As week 6 draws closer, however, things are not looking quite right and a large number of AM2 boards from the air shipment are still sitting in warehouses gathering dust. Oh no.

Now picture you are a supplier. You have 3000+ AM2 boards across a broad range of models starting at AU$80 and going to AU$300 but consumers aren’t showing any interest in them. They want 939 boards; do you turn around and order up 939 boards? Well in happy fairyland, yes, but in the real world you do not, you try your hardest to push those AM2 boards - starting by dropping your margin, followed by selling at cost, and then in a plea of desperation, selling them below cost, just to get rid of them.

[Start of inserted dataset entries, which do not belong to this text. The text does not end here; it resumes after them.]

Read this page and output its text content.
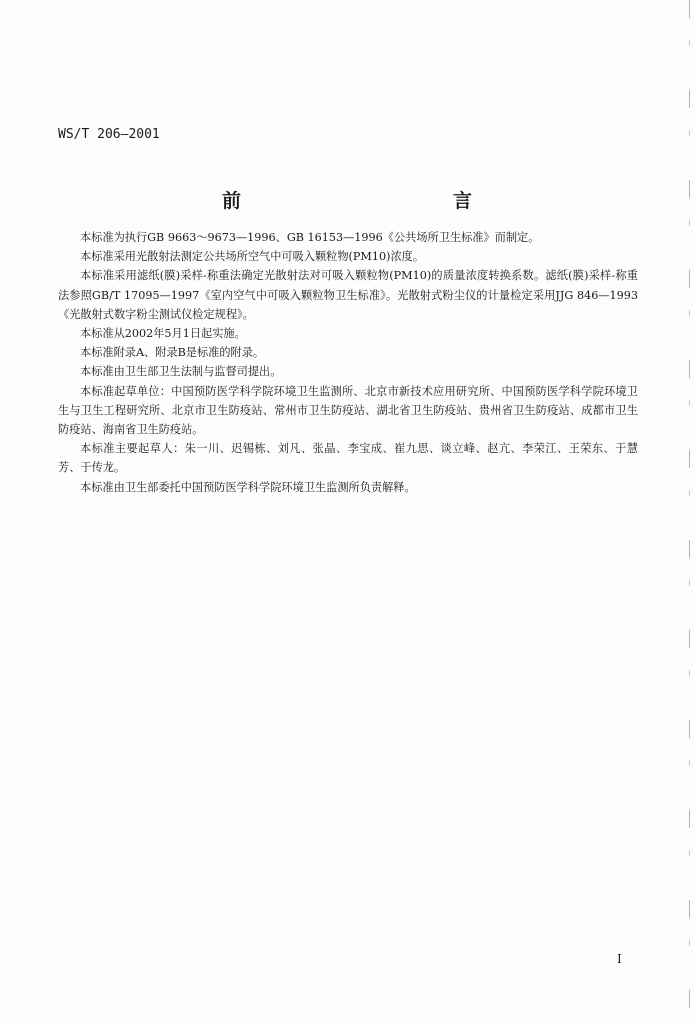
WS/T 206—2001
前　　言

本标准为执行GB 9663～9673—1996、GB 16153—1996《公共场所卫生标准》而制定。

本标准采用光散射法测定公共场所空气中可吸入颗粒物(PM10)浓度。

本标准采用滤纸(膜)采样-称重法确定光散射法对可吸入颗粒物(PM10)的质量浓度转换系数。滤纸(膜)采样-称重法参照GB/T 17095—1997《室内空气中可吸入颗粒物卫生标准》。光散射式粉尘仪的计量检定采用JJG 846—1993《光散射式数字粉尘测试仪检定规程》。

本标准从2002年5月1日起实施。

本标准附录A、附录B是标准的附录。

本标准由卫生部卫生法制与监督司提出。

本标准起草单位：中国预防医学科学院环境卫生监测所、北京市新技术应用研究所、中国预防医学科学院环境卫生与卫生工程研究所、北京市卫生防疫站、常州市卫生防疫站、湖北省卫生防疫站、贵州省卫生防疫站、成都市卫生防疫站、海南省卫生防疫站。

本标准主要起草人：朱一川、迟锡栋、刘凡、张晶、李宝成、崔九思、谈立峰、赵亢、李荣江、王荣东、于慧芳、于传龙。

本标准由卫生部委托中国预防医学科学院环境卫生监测所负责解释。

I
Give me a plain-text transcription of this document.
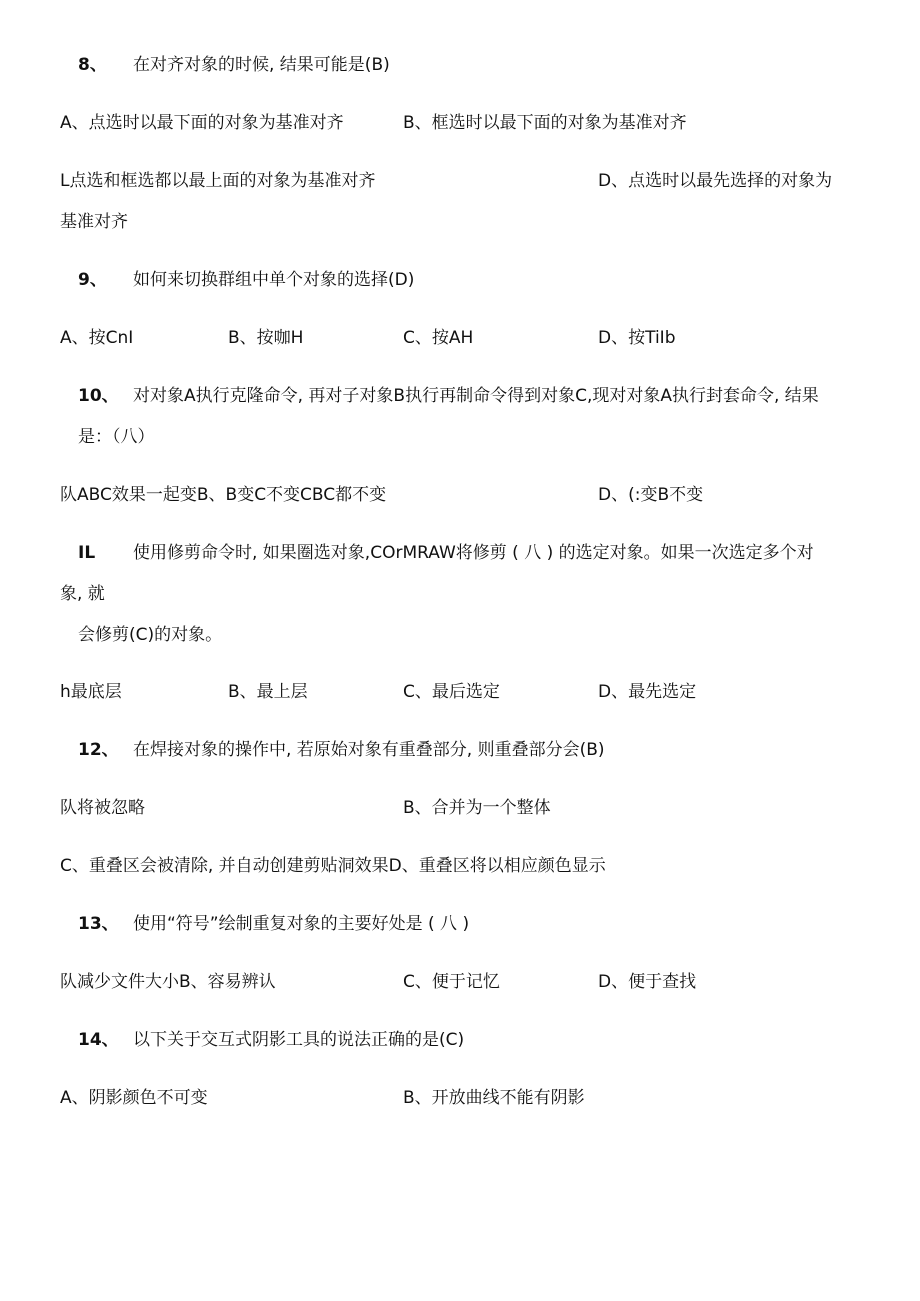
8、 在对齐对象的时候, 结果可能是(B)
A、点选时以最下面的对象为基准对齐	B、框选时以最下面的对象为基准对齐
L点选和框选都以最上面的对象为基准对齐	D、点选时以最先选择的对象为
基准对齐
9、 如何来切换群组中单个对象的选择(D)
A、按CnI	B、按咖H	C、按AH	D、按TiIb
10、 对对象A执行克隆命令, 再对子对象B执行再制命令得到对象C,现对对象A执行封套命令, 结果
是：（八）
队ABC效果一起变B、B变C不变CBC都不变	D、(:变B不变
IL 使用修剪命令时, 如果圈选对象,COrMRAW将修剪 ( 八 ) 的选定对象。如果一次选定多个对
象, 就
会修剪(C)的对象。
h最底层	B、最上层	C、最后选定	D、最先选定
12、 在焊接对象的操作中, 若原始对象有重叠部分, 则重叠部分会(B)
队将被忽略	B、合并为一个整体
C、重叠区会被清除, 并自动创建剪贴洞效果D、重叠区将以相应颜色显示
13、 使用“符号”绘制重复对象的主要好处是 ( 八 )
队减少文件大小B、容易辨认	C、便于记忆	D、便于查找
14、 以下关于交互式阴影工具的说法正确的是(C)
A、阴影颜色不可变	B、开放曲线不能有阴影
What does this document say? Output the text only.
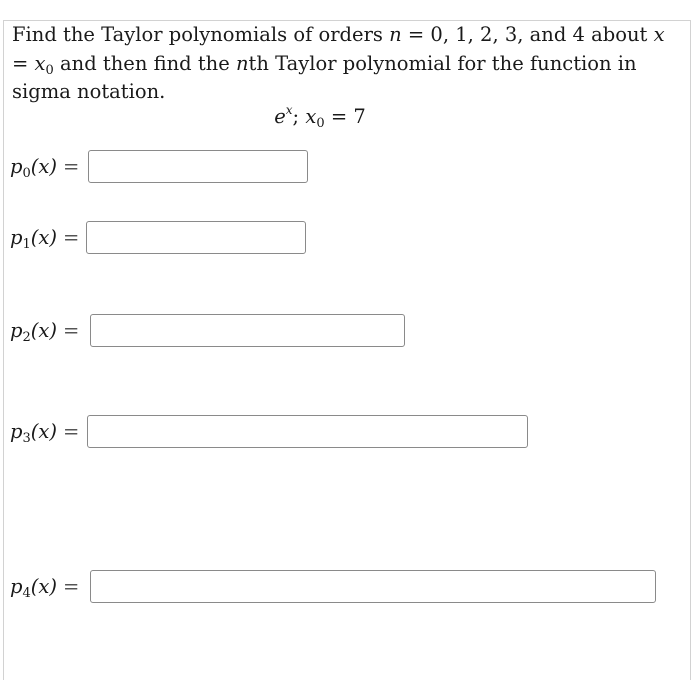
Find the Taylor polynomials of orders n = 0, 1, 2, 3, and 4 about $x = x_0$ and then find the nth Taylor polynomial for the function in sigma notation.

$e^x$; $x_0 = 7$
$p_0(x)$ =
$p_1(x)$ =
$p_2(x)$ =
$p_3(x)$ =
$p_4(x)$ =
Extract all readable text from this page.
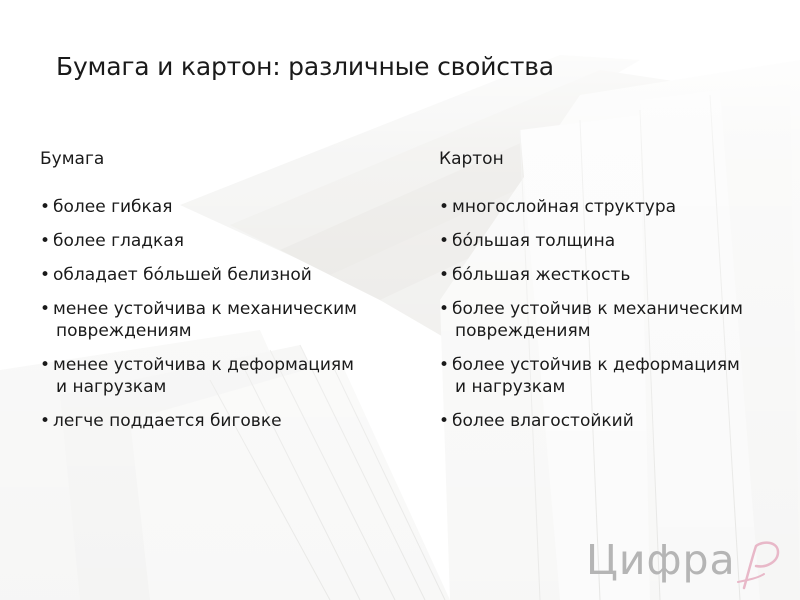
Бумага и картон: различные свойства
Бумага
• более гибкая
• более гладкая
• обладает бóльшей белизной
• менее устойчива к механическим
повреждениям
• менее устойчива к деформациям
и нагрузкам
• легче поддается биговке
Картон
• многослойная структура
• бóльшая толщина
• бóльшая жесткость
• более устойчив к механическим
повреждениям
• более устойчив к деформациям
и нагрузкам
• более влагостойкий
Цифра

This was the picture for importers of AM2 boards from our research and discussion with people inside the industry here down under. With the huge number of boards in the country, you would have thought that AM2 stood to get a crack at the market, even if it was only short. It never got off the ground though, and by the time the boards finally sold companies felt so burnt by AMD that even when people wanted 939, no one was going to import more boards. Compared to the number of enquires they had on AMD in the past, what was getting asked now, was so small, that it was not worth the time and effort.